The office of New York Attorney General Letitia James has publicly released a statement that it is now pursuing a criminal rather than a purely civil investigation against the Trump Organization. The investigation is being handled in conjunction with the Manhattan district attorney’s office. The investigations appear to focus on tax and business dealings. While I have challenged claims of a long litany “slam dunk” crimes related to Russia or Ukraine (or even tweets) that legal experts declared regularly on outlets like CNN and MSNBC, I have long opposed Trump’s effort to withhold his tax records and viewed these tax and transactional crimes as the greatest threat for actual prosecution. Tax and fraud cases are easier to prosecute and more difficult to defend in court.
“We have informed the Trump Organization that our investigation into the organization is no longer purely civil in nature. We are now actively investigating the Trump Organization in a criminal capacity, along with the Manhattan DA.”

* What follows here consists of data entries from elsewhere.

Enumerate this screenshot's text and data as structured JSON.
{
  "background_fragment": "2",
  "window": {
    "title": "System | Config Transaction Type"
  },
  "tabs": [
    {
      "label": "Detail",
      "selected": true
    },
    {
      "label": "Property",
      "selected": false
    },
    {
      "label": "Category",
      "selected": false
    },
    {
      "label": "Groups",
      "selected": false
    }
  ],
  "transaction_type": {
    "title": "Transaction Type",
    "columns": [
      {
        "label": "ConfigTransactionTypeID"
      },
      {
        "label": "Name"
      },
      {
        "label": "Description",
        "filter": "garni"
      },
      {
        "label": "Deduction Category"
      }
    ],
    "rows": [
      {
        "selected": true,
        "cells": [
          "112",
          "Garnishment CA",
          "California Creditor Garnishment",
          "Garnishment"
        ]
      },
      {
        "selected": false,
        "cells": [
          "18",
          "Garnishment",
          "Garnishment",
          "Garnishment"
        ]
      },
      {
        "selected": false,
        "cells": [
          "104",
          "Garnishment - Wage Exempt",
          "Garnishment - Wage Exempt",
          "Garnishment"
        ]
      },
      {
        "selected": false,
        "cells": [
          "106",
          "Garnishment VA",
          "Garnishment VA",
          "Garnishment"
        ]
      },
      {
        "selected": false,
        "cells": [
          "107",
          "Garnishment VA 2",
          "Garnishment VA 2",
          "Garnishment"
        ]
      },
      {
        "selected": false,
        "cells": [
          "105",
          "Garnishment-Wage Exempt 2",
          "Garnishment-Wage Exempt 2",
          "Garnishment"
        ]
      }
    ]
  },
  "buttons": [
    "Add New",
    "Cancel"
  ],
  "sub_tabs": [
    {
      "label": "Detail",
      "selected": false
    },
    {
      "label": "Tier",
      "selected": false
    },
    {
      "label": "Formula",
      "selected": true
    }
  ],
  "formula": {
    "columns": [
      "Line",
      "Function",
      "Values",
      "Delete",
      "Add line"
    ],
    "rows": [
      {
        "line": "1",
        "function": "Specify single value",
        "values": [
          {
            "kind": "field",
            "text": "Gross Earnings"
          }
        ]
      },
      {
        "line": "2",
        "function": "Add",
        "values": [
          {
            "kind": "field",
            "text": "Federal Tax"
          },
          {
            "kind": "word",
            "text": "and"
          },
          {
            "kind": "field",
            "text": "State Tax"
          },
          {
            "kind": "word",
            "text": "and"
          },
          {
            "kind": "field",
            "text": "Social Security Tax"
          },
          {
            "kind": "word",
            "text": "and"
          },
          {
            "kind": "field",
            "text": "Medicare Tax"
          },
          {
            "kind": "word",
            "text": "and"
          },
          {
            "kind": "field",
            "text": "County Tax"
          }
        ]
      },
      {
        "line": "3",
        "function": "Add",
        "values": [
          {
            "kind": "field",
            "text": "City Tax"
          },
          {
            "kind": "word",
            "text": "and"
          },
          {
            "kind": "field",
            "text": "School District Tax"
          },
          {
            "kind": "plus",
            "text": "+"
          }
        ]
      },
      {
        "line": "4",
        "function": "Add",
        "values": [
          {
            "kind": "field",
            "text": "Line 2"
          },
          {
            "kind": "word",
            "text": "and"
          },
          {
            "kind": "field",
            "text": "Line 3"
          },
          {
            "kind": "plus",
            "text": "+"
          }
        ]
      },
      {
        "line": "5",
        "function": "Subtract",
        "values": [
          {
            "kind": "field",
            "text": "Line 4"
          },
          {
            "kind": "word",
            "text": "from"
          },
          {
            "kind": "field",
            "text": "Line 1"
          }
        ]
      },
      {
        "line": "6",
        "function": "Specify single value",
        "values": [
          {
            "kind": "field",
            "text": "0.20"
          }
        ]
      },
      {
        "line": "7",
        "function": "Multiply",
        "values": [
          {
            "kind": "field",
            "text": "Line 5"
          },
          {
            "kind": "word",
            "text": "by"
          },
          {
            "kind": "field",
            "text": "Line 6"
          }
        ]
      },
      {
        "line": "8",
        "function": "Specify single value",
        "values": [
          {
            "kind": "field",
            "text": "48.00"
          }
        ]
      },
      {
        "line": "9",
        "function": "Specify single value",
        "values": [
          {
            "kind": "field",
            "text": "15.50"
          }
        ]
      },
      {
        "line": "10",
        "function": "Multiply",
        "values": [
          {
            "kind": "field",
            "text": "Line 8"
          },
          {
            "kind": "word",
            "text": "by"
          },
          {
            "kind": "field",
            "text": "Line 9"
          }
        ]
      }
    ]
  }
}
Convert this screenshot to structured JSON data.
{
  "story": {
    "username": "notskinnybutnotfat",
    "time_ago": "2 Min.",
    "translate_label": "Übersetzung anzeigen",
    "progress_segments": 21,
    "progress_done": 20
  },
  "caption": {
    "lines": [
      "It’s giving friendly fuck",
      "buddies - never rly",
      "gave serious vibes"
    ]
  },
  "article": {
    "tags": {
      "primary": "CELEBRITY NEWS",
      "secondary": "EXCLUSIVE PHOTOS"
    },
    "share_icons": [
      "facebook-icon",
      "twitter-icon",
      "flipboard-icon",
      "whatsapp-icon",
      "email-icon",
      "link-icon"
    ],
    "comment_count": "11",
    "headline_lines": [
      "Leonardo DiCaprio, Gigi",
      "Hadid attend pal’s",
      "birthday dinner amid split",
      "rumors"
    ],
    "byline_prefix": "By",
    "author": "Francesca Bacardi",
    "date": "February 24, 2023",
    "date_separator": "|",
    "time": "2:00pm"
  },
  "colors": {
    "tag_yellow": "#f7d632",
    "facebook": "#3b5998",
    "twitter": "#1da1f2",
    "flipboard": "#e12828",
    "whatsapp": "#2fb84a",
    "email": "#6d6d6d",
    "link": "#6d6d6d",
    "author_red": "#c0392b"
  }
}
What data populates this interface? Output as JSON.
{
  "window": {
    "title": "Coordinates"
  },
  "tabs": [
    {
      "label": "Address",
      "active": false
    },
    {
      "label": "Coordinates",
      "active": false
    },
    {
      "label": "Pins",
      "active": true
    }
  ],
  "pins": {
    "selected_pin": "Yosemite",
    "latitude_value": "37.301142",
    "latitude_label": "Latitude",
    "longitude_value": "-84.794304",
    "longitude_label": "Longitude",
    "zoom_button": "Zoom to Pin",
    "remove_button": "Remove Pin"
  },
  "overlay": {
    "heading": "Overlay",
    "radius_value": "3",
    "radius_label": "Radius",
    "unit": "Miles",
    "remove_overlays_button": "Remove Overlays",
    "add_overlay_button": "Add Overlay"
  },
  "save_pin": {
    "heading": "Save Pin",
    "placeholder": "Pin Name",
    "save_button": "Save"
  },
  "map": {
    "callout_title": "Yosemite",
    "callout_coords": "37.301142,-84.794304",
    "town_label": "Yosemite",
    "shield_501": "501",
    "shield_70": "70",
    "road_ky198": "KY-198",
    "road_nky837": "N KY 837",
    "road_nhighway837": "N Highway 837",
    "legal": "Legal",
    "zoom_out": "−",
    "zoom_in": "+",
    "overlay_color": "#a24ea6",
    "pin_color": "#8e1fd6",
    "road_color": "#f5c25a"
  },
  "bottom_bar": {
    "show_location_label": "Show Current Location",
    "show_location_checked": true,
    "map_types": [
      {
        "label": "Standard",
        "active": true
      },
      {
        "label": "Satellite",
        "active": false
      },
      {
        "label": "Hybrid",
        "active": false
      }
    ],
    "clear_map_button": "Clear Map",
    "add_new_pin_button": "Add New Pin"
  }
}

Investigating a large organization on tax and fraud issues tends to be a target-rich environment. Real estate is an area notorious for the manipulation of assets and their stated worth. Assets are often undervalued to reduce tax exposure or overvalued to secure bank loans. The greatest danger is when the same assets are involved in such reporting controversies.
Investigators have deposed a slew of Trump Organization officials including Eric Trump, the former President’s son, and Chief Financial Officer Allen Weisselberg.
There could also be upcoming privilege fights over demands for information from tax attorney Sheri Dillon.
One objection is that this is selective prosecution. We previously discussed that issue in the context of James’ investigation of the National Rifle Association. James also ran on the pledge to relentlessly pursue Trump and his aides. In this controversy, the Trump counsel is likely to argue that such reporting tactics are common to the real estate field. However, selective prosecution claims are notoriously difficult to argue. Selective prosecution is a sometimes a viable defense when it is used against a group with discriminatory purpose. See United States v. Armstrong, 517 U.S. 456, 116 S. Ct. 1480 (1996), Yick Wo v. Hopkins, 118 U.S. 356 (1886). The key is that the proof of a prosecution “directed so exclusively against a particular class of persons … with a mind so unequal and oppressive” that it violates the guarantee of equal prosecution under the law.
Likewise, malicious prosecution claims are overwhelmingly rejected. This is usually the basis for a civil lawsuit after prevailing in the criminal system. However, it requires an extremely high showing of abuse. In the criminal system, courts tend to disregard arguments based on the motivations of prosecutors. State prosecutors like James are elected and are often motivated by politics. However, courts are focused on whether the underlying allegations would constitute a crime if proven.
As a defense attorney, I would be more focused on cooperative agreements at this stage, particularly with Weisselberg. Tax and fraud cases are comparatively easier to prove than crimes like obstruction but his cooperation could make this a slam dunk. Moreover, he could convert an investigation into the Trump Organization and make it an investigation into Trump himself. The question is whether Trump was or should have been aware of illegality in the reporting of assets.